There is also a striking 1929 Lawren Harris sketch of deep blue mountains illuminated by shafts of light from above. The small oil on board is called Mountain Sketch, and has an estimate of $500,000 to $700,000.
“This is a blockbuster,” said David Heffel. “There’s a related canvas for this in the Thomson collection at the AGO (Art Gallery of Ontario). It’s interesting with the spheres of light, although this is far more geometric.”
Among the sale’s B.C. content is a 1946 Jack Shadbolt watercolour of Thurlow Street in the West End ($25,000 to $35,000), a Molly Bobak painting of Galiano Island in 1942 called Santa Arrives ($70,000 to $90,000) and an E.J. Hughes painting from his acclaimed late 1940s to early ’50s period, Low Tide at Qualicum Beach ($300,000 to $500,000).
There is also a 1935 Emily Carr oil, Singing Trees ($500,000 to $700,000), which Gerta Moray eloquently describes in the catalogue: “two young fir trees fizz with energy against the billowing flow of a dark forest.” It’s in the downstairs gallery at Heffel, behind one of the largest and most beautiful of Carr’s Klee Wyck ceramic sculptures, Orca Platter ($10,000 to $15,000).
The platter features an indigenous motif of an orca whale in grey, black and orange bordered by green and black. Carr made ceramics to sell to tourists when money was scarce. The original owner of the platter, Kate Mather, who operated a gift shop in Banff, encouraged Carr to start making pottery.

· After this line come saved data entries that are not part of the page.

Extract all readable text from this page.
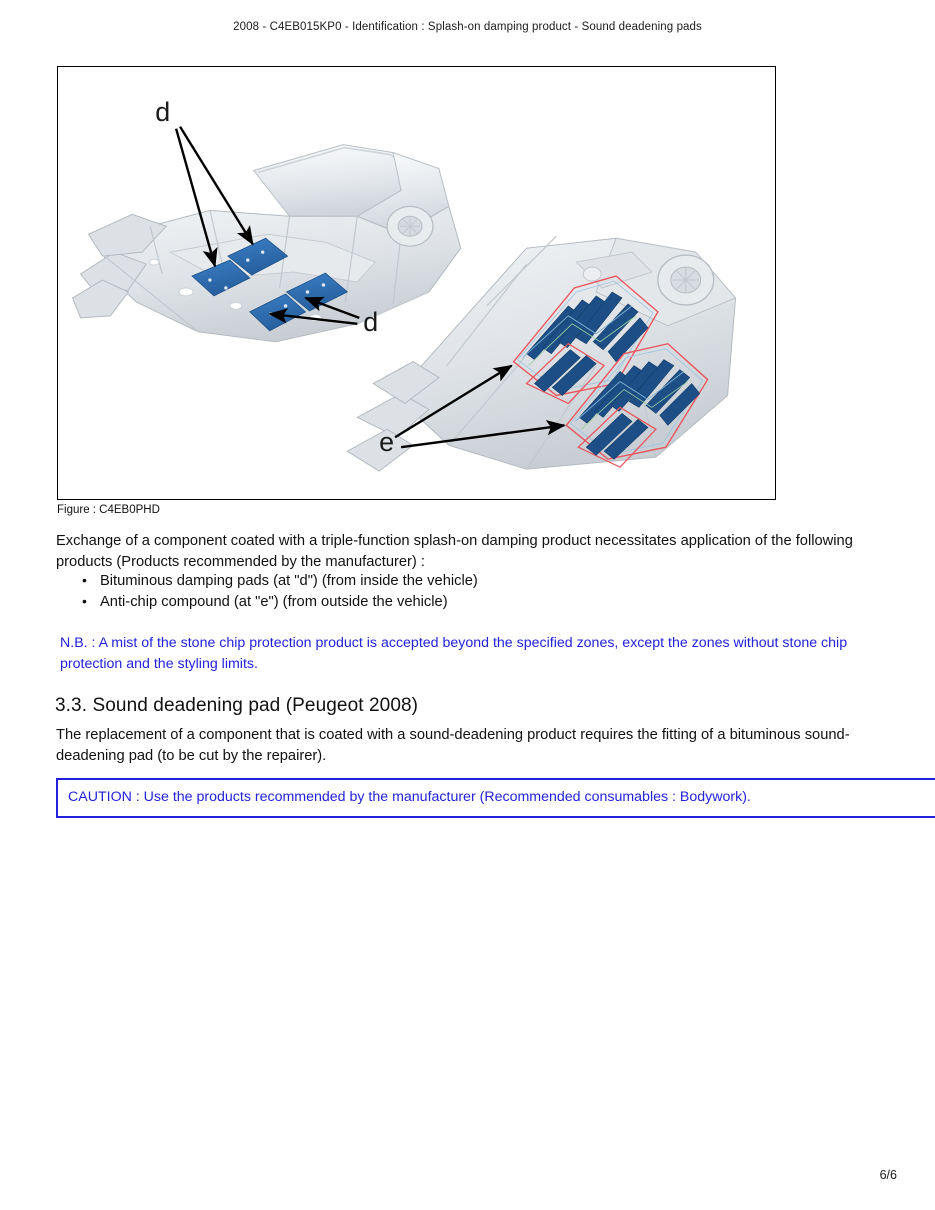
2008 - C4EB015KP0 - Identification : Splash-on damping product - Sound deadening pads
d
d
e
Figure : C4EB0PHD
Exchange of a component coated with a triple-function splash-on damping product necessitates application of the following products (Products recommended by the manufacturer) :
• Bituminous damping pads (at "d") (from inside the vehicle)
• Anti-chip compound (at "e") (from outside the vehicle)
N.B. : A mist of the stone chip protection product is accepted beyond the specified zones, except the zones without stone chip
protection and the styling limits.
3.3. Sound deadening pad (Peugeot 2008)
The replacement of a component that is coated with a sound-deadening product requires the fitting of a bituminous sound-deadening pad (to be cut by the repairer).
CAUTION : Use the products recommended by the manufacturer (Recommended consumables : Bodywork).
6/6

The auction will have three sessions, Post War and Contemporary Art; Canadian, Impressionist and Modern Art; and the Joan Stewart Clarke Collection.
Clarke assembled her collection in Toronto in the 1970s and ’80s. She was once married to Thomas Alexander Rigby, who owned Ripley’s Believe It Or Not! before Jimmy Pattison.
She moved to West Van with her second husband, Larry Clarke, the founding chairman of Spar Aerospace, which built the famous Canadarm, a robotic arm used in space.
“She was one of the first collectors of modern art in Canada in the ‘70s,” said Robert Heffel. “She had a fantastic eye.”